WASHINGTON, Jan. 20, 2015 /PRNewswire-USNewswire/ -- The College Savings Foundation, a leading nonprofit helping American families save for college, calls for the White House to recall and Congress to oppose the proposal in the Administration's tax plan to roll back tax incentives for American families that have been available to them in 529 college savings plans since 2001.
"The President's proposal to tax 529 college savings plan distributions will undercut the effectiveness of 529 plans – the most effective and by far the most popular college savings vehicle available to middle income American families," said Mary Morris, Chair of the College Savings Foundation (CSF). "We in the college savings industry, CSF and the College Savings Plans Network (CSPN), are united in our opposition to the tax incentive rollback that will impact American families and their saving for education."
CSF statistics, provided by Strategic Insight, an independent mutual fund research organization, demonstrate the dramatic rise in Americans' use of 529 college savings plans since 2001.
- 529 holders are middle class Americans: According to SI as of March 2014, close to ten percent of 529 accounts are owned by households with income below $50,000, over 70 percent are owned by households with income below $150,000, and almost 95 percent of 529 accounts are in households with income below $250,000.
- The average value of a 529 account has grown in recent years, but remains at a modest $19,774, and the average contribution to accounts that receive regular electronic contributions is approximately $175 per month.
- Over a million middle class students are currently enrolled in college and benefiting from 529s.
- 529 account owners are using them for the purpose of funding qualified education costs: In the early 529 years, between 1996-2001, distributions totaled only $1 billion; by the 3Q 2014, distributions approached $89-billion.

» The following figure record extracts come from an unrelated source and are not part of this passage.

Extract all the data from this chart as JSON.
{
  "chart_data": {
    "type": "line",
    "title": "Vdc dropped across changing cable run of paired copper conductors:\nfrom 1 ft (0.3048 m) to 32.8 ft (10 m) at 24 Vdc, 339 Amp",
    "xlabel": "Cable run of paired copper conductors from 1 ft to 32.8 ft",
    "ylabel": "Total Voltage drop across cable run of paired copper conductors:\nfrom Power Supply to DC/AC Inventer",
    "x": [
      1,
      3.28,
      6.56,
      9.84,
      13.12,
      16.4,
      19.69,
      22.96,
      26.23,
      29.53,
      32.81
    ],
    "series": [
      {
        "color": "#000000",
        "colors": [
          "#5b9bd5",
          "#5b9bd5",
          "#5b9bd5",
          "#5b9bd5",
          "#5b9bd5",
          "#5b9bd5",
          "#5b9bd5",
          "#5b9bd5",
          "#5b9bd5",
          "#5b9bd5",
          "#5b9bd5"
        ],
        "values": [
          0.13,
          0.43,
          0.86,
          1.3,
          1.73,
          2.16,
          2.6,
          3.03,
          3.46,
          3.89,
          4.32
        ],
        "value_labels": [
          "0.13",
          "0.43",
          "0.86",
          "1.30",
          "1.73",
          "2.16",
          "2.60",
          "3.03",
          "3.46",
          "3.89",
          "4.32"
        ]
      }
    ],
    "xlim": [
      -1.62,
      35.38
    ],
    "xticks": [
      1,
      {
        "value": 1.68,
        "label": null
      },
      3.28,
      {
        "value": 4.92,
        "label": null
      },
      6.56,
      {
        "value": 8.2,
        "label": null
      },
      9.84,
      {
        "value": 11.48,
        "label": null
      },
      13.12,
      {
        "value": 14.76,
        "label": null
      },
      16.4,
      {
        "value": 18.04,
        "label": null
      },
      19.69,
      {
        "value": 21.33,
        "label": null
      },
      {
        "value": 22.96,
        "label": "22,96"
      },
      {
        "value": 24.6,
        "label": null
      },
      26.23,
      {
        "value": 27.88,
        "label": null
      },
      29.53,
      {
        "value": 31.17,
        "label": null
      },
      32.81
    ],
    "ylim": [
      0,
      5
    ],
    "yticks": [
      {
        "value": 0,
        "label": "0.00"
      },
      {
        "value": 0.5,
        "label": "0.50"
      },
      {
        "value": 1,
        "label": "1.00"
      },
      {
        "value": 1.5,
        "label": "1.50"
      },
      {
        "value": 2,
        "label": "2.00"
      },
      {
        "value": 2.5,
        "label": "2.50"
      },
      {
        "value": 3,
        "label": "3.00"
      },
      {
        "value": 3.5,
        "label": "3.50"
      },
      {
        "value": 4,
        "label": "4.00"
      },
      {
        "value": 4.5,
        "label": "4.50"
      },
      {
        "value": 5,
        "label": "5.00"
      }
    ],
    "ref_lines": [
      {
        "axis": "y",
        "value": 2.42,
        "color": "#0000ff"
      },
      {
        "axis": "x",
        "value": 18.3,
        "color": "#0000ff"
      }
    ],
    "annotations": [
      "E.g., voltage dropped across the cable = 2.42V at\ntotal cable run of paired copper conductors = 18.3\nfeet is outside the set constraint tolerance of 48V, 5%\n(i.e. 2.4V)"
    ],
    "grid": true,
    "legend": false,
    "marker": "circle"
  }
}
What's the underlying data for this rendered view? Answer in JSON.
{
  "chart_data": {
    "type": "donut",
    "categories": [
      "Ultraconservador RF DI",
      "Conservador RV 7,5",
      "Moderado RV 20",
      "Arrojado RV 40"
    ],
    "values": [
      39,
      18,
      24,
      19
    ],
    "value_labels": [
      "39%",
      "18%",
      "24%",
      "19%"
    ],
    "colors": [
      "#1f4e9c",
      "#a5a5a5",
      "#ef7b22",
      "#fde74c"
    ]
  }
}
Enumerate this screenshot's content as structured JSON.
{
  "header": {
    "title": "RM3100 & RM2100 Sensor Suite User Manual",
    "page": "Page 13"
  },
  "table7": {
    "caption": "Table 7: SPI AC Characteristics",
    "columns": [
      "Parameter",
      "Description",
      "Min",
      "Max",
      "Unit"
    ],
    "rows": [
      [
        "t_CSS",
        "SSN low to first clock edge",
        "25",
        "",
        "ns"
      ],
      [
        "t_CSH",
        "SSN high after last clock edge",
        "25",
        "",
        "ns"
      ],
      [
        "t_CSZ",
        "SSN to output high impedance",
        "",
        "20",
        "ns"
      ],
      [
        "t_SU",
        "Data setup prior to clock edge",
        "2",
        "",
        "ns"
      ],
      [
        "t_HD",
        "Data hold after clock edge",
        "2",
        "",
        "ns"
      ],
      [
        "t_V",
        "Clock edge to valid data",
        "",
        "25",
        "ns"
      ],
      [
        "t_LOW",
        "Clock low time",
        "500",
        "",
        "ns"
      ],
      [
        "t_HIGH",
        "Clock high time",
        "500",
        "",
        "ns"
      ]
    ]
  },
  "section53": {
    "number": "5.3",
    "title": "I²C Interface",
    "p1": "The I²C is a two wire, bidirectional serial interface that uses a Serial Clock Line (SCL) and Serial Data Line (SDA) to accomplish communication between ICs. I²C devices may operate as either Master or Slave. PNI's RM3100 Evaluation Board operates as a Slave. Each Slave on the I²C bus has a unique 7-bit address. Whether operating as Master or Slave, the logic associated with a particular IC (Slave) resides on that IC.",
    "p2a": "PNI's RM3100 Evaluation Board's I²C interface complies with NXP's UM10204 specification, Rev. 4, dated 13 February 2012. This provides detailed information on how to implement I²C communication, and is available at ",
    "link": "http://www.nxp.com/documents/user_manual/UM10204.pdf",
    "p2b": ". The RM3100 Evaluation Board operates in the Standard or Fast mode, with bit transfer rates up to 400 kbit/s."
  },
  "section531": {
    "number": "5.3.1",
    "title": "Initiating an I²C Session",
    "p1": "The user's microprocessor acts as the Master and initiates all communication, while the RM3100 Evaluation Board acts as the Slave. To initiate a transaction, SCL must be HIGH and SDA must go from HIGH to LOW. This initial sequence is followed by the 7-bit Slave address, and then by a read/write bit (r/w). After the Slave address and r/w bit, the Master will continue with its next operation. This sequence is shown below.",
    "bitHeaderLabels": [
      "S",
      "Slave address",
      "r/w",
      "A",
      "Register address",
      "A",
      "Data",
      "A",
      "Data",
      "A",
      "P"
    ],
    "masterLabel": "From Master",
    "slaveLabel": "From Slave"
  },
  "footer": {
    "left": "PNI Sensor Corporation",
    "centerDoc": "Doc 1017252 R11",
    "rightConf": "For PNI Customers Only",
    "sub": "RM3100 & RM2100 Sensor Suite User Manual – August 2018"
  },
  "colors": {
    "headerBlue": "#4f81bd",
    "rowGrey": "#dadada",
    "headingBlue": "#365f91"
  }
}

- The number of families using 529s has grown from less than 2 million in 2001 to some 7 million in 3Q 2014.
- Numbers of accounts have grown from approximately 1 million in 2001 to over 12 million as of 3Q 2014.
- Assets in 529 college savings plans have risen from $1 billion in 2001 to over $217 billion as of the 3Q 2014, the result of steady investing, new accounts and a strong market since the recession.
Today, 529 college savings plan distributions that are used to pay a student's college tuition and other qualified higher education expenses are tax-free. The Administration proposes to roll the clock back to the rules in place before 2001, when 529 plan earnings were taxed as income to the student beneficiary.
"This would have a chilling effect on contributions by middle-income Americans because the current, simple and straight-forward tax-treatment of 529 plans has encouraged many millions of American families to embrace the accounts," Morris said. "529 college savings plans are now helping millions to attend college, and reducing the amount of student loan debt students must incur."
The President's proposal would add financial pressure to the student beneficiaries as they would incur taxes on 529 plan earnings when they take a qualified distribution for their higher education. This would especially hurt those who are already working hard to earn money for their education in a summer job or during the school year, as this would increase their taxable income.
"The last thing that students struggling to meet the rising cost of attending college need is higher taxes," Morris said. "This also hampers adults' plans to save for themselves as lifetime learners. Many adults have plans to return to school to enhance existing skills or learn new ones to better meet the needs of a changing workplace – and enhance our future economy's health."
529 plans are vital savings tools for working adults to set aside funds to finance night school, vocational school, or other post-secondary education. The President's proposal would be a particular disincentive to this segment of working adult savers because they will likely be taking 529 plan distributions when they are in a higher tax bracket because they are working and going to school.